Posted By: Ken Wright (email)
Date: 10/21/2011 at 11:12:58

Maquoketa Community Press, July 20, 1954
(Editor’s note: Articles which were omitted from the Jackson Sentinel’s Centennial issue because of lack of space will appear for several weeks.)

VIGILANTES-Individuals who band together to aid in law enforcement-have been active in Jackson County during two periods of history.
The first group organized in the Iron Hills community about 1857 because of an obvious lack of law enforcement, soon fell into disrepute because of the mob violence it engendered. The second group, however, worked directly with peace officers and provided valuable service.
Citizens of Bellevue rid their community of a band of outlaws in 1840 by the famous one-day “Bellevue War.” But as the western part of the community became populated, the law-abiding citizens frequently at odds with rough, lawless men, who operated counterfeiting and horse-stealing activities from hide-outs in the hilly timberland.
By 1857 there had been 15 alleged murders in the county, but only one execution. Therefore, when John Ingles of the Iron Hills community was murdered while hunting in March, 1857, prominent citizens determined that the death should not go unavenged. Thus the Iron Hills Vigilance Committee was formed.
The suspected murderer having been lodged in the jail at Andrew to await the grand jury action, a mob of some sixty men marched to Andrew in double file on the afternoon of April 11, 1857. With sledge hammers they forced their way into the jail, tied a rope around the suspect’s neck and took him to a nearby tree.
There he was urged to confess, being promised that his life would be spared if he did. He not only admitted the actual shooting, but implicated two men who he said had paid him for the act. Despite the promise that had been made, mob violence prevailed and he was immediately hanged by the neck until dead.
Of the two men implicated, one escaped from the county and the other was spirited to Bellevue by constables and sent by boat to the penitentiary at Ft. Madison for safety. When he was brought back for trial some months later, the excitement had died down and he was never prosecuted.
The same mob took the law into its own hands the following month, after a former Farmers Creek township resident murdered his divorced wife at Bellevue, where she had taken refuge with relatives.
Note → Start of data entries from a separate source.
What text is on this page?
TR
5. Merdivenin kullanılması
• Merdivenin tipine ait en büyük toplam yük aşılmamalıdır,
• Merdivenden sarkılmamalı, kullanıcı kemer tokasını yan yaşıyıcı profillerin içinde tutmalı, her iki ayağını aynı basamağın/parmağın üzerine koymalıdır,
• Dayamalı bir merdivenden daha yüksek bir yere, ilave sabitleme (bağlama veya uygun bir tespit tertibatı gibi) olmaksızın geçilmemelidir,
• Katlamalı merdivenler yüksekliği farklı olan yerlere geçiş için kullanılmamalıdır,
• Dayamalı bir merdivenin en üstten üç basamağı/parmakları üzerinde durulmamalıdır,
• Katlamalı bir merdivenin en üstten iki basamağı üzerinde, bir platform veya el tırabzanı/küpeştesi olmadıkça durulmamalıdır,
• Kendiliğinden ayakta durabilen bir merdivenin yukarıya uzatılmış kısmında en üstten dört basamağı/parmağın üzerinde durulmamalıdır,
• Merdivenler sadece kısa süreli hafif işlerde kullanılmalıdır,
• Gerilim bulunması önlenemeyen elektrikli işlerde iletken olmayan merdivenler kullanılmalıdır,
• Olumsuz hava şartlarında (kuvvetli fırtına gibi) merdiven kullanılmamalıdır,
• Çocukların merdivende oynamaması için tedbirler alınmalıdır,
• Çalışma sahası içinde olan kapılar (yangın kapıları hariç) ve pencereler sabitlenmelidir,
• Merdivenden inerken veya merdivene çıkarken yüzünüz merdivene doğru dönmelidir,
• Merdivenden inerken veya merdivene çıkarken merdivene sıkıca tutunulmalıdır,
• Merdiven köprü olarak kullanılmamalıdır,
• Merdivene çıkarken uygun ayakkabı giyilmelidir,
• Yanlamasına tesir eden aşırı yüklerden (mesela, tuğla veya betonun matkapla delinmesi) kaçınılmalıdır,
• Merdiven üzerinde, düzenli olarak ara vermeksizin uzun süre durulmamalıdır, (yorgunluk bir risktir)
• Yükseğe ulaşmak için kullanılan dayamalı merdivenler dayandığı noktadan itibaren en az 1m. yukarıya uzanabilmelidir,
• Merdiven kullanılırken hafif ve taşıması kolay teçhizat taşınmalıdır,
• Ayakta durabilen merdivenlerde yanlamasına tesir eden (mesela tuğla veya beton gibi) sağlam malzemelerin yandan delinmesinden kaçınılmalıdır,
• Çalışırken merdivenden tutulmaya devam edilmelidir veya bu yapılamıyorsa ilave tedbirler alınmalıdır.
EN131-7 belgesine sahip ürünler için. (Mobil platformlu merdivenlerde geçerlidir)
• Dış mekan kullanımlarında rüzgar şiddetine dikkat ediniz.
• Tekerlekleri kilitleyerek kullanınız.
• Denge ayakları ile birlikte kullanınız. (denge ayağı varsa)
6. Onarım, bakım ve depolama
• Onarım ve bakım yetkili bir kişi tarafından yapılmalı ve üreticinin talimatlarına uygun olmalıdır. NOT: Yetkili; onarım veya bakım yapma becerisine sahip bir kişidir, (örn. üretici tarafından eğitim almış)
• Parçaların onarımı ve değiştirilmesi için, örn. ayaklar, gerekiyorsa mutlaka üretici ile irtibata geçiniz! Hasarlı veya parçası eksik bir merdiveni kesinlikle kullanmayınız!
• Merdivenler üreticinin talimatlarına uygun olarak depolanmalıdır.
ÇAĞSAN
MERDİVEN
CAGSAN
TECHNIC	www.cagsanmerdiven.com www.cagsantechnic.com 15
On the night of March 28, 1857, the mob stormed the DeWitt jail, where he had been taken for safe-keeping, returned the culprit to Andrew and hanged him.
A third incident in the history of the Iron Hills vigilantes was the punishment some of the committee inflicted upon a man who was known as “a gay Lothario.” Accused of forcing his unwanted attentions upon women of the community, they took him one night to a ravine, smeared him with tar, and liberally applied several sackfuls of chicken feathers. History records that he left the county, never to be seen again.